I'm not a writer and I'm shit with storytelling but I really thought they should have started her off on Earth and shown her vulnerable side and have her be more "human" before going all godmode.
The problem is that Carol Danvers' arc in Captain Marvel is being emotionally repressed by the Kree. She's a soldier from a regressive society that reduces people to mere weapons. She wins the movie when she embraces her emotions and gains full control of her powers. This is a perfectly fine movie plot on a logical level. Character has a flaw, character overcomes flaw in order to become self actualised and resolve the plot. It's even socially relevant, because women's emotions being treated as a taboo is a political issue in our own society. This is classic sci-fi writing. It's even the plot of five different Halo games.
Unfortunately, it necessitates that Brie Larson must spend 90% of the movie showing absolutely no emotion or feeling. Which is a TERRIBLE directing decision especially for the new flagship of your franchise.
There are ways to use framing to play on this kind of thing and make a good movie out of an emotionless character. Look at Spock and Data. Look at Blade Runner. But Captain Marvel chose not to do that, and to play the superhero genre straight, for... some reason, which resulted in a bad movie.
Have you seen 'My Adventures with Superman'? I think they did a great job in this series dealing with the issues you mention.
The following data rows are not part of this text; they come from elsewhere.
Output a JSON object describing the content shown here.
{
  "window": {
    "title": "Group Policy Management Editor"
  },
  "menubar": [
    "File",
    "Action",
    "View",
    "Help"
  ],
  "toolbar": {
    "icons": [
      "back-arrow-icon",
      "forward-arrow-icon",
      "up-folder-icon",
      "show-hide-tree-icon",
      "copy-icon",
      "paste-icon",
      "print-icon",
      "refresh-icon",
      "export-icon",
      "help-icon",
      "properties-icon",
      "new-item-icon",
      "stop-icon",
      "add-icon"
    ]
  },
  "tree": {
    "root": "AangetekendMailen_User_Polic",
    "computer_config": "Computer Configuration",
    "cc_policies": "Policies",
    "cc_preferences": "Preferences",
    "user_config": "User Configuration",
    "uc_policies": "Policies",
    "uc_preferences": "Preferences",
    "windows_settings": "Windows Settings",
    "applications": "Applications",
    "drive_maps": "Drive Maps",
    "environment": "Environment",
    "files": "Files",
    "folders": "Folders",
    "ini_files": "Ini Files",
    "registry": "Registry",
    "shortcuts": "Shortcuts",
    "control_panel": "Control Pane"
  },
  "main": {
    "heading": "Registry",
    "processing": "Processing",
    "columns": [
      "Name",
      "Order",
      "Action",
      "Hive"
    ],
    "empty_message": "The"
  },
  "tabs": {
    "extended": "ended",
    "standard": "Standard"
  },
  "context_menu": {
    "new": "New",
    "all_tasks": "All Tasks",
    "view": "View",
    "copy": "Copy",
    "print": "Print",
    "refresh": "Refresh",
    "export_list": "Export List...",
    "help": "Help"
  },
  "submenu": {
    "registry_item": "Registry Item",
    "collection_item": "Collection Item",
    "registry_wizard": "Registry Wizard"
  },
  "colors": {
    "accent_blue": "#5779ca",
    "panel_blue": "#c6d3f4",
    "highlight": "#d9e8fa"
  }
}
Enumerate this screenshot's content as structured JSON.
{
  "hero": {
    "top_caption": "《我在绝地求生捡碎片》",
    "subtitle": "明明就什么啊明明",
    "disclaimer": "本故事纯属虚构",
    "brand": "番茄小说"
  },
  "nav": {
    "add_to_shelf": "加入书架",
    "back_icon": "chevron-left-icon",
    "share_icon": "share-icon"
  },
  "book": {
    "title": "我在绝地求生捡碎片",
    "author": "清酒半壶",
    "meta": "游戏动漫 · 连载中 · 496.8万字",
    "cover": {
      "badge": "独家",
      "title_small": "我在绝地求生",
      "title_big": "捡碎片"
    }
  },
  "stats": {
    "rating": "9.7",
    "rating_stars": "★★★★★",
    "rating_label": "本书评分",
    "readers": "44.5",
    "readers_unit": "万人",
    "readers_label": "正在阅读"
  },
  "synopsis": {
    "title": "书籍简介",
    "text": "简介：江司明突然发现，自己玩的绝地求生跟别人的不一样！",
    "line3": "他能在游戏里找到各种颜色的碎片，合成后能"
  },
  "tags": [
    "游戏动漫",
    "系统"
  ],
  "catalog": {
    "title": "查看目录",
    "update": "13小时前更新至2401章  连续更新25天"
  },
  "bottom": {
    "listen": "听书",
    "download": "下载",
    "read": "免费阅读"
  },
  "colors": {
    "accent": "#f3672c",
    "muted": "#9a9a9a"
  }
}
As an aside, One Punch Man is an example of a series where the protagonist is absurdly OP but super entertaining nonetheless - not a comic book series though, of course.
No, never heard of it. I'll check it out at some point.
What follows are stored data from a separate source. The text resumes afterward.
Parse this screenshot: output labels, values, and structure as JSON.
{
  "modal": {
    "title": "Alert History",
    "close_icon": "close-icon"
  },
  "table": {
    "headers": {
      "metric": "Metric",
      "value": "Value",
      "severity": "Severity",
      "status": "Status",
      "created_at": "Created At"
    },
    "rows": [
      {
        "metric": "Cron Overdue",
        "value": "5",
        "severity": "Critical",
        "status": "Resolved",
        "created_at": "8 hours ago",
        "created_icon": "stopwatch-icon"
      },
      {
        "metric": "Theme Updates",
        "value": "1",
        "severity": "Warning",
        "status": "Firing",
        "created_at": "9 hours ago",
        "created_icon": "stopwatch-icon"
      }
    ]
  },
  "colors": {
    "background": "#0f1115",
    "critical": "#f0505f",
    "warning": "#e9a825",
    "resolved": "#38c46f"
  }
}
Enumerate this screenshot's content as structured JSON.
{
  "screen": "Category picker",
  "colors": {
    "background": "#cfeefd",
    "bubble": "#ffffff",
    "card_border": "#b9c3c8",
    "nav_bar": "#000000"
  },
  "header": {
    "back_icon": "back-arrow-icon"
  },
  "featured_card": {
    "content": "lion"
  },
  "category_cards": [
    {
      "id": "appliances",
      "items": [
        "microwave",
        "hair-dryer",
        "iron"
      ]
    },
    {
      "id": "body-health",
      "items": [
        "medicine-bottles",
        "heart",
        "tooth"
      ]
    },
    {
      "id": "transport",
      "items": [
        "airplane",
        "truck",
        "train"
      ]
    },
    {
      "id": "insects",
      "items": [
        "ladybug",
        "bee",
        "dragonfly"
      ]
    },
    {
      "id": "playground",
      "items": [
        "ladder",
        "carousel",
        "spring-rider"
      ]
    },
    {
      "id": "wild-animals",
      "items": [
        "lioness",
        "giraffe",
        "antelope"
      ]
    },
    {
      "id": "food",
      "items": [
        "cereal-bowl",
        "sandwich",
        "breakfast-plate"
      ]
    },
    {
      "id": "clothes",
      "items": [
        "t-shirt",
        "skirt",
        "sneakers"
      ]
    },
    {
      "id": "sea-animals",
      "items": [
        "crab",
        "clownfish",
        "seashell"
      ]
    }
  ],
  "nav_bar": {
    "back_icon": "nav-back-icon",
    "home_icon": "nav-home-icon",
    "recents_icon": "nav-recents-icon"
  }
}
I did like One Punch Man, and yes, they lampshade the sheer ridiculousness of his power level, and even mess with preconceptions by having the origin story be as mundane as possible. I think the core difference between One Punch Man and Superman/Captain Marvel is that OPM isn't supposed to be taken seriously. The mismatch is the joke.
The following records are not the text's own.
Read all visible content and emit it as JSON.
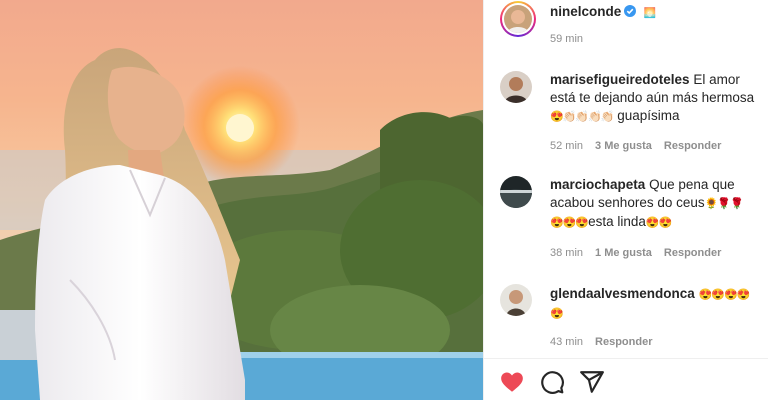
{
  "post": {
    "author": "ninelconde",
    "author_badge_emoji": "🌅",
    "time": "59 min"
  },
  "comments": [
    {
      "user": "marisefigueiredoteles",
      "text_line1": "El amor",
      "text_line2": "está te dejando aún más hermosa",
      "text_line3_emoji": "😍👏🏻👏🏻👏🏻👏🏻",
      "text_line3": " guapísima",
      "time": "52 min",
      "likes": "3 Me gusta",
      "reply": "Responder"
    },
    {
      "user": "marciochapeta",
      "text_line1": "Que pena que",
      "text_line2": "acabou senhores do ceus",
      "text_line2_emoji": "🌻🌹🌹",
      "text_line3_emoji_a": "😍😍😍",
      "text_line3": "esta linda",
      "text_line3_emoji_b": "😍😍",
      "time": "38 min",
      "likes": "1 Me gusta",
      "reply": "Responder"
    },
    {
      "user": "glendaalvesmendonca",
      "text_line1_emoji": "😍😍😍😍",
      "text_line2_emoji": "😍",
      "time": "43 min",
      "reply": "Responder"
    }
  ],
  "icons": [
    "heart-icon",
    "comment-icon",
    "share-icon",
    "verified-icon"
  ],
  "colors": {
    "like_red": "#ed4956",
    "verified_blue": "#3897f0",
    "muted": "#8e8e8e"
  }
}
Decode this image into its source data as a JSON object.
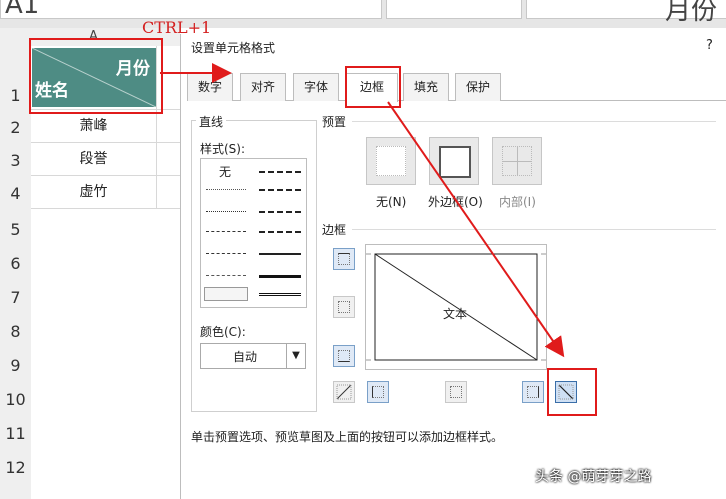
{
  "topbar": {
    "left_text": "A1",
    "right_text": "月份"
  },
  "sheet": {
    "column_a_label": "A",
    "row_numbers": [
      "1",
      "2",
      "3",
      "4",
      "5",
      "6",
      "7",
      "8",
      "9",
      "10",
      "11",
      "12"
    ],
    "header_cell_top_right": "月份",
    "header_cell_bottom_left": "姓名",
    "names": [
      "萧峰",
      "段誉",
      "虚竹"
    ]
  },
  "annotation": {
    "shortcut": "CTRL+1"
  },
  "dialog": {
    "title": "设置单元格格式",
    "help": "?",
    "tabs": [
      {
        "label": "数字"
      },
      {
        "label": "对齐"
      },
      {
        "label": "字体"
      },
      {
        "label": "边框",
        "active": true
      },
      {
        "label": "填充"
      },
      {
        "label": "保护"
      }
    ],
    "line_group": {
      "title": "直线",
      "style_label": "样式(S):",
      "none_label": "无",
      "color_label": "颜色(C):",
      "color_value": "自动"
    },
    "preset_group": {
      "title": "预置",
      "buttons": [
        {
          "label": "无(N)",
          "icon": "preset-none-icon"
        },
        {
          "label": "外边框(O)",
          "icon": "preset-outline-icon"
        },
        {
          "label": "内部(I)",
          "icon": "preset-inside-icon"
        }
      ]
    },
    "border_group": {
      "title": "边框",
      "preview_text": "文本"
    },
    "hint": "单击预置选项、预览草图及上面的按钮可以添加边框样式。"
  },
  "watermark": "头条 @萌芽芽之路",
  "colors": {
    "header_fill": "#4e8c84",
    "annotation_red": "#e01b1b"
  }
}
I've never bought the idea that men need men leading characters to identify with for a movie to be successful. If you want to sell a man a magazine put a woman on the cover. If you want to sell a woman a magazine put a woman on the cover. Now this gets into all kinds of sticky issues with objectification and male fantasy, but at least proves the starting point.
Also, Wolverine has a much longer track record than alternate spider heroes. I'm not sure I would have seen this Deadpool in the theater if it weren't for the presence of Wolverine.
Arcane is worth a watch for the visual style alone, it looks like a bunch of hand drawn paintings in motion, it looks sublime. That it has a good story to boot is a real cherry on top
Yeah, it's funny that they'll accuse the same people whose favorites include the early Terminator, Alien, Matrix, etc movies of being sexist against strong female roles.
Sorry, but no. I loved the original Ghostbusters because of the chemistry and skill of the original actors. Weaver, Hamilton, and Moss were right up there in my favorites along with Schwarzenegger, Reeves, and Stuart.
Stuff like Ghostbusters (2016), or The Marvel's aren't bad because of female leads, they're bad because of bad writing it acting and also because trying to successfully follow a massively popular series is hard, which is also why latter Terminator/Alien/Matrix/Batman/etc movies tends to be an uphill - losing -battle, nevermind if you're replacing part of what made it popular.
But it is still possible to capture the magic with the right mix of old and new, which is why "Ghostbusters: Afterlife" managed to crawl back from the grave after the 2016 attempt (with a young female lead, because that lead was very talented in her role and had a good script to act from)
I'm looking forward to the eventual movie where Rogue sucks Capt Marvel's powers out and leaves her for dead. Hopefully the writing will be good in that one.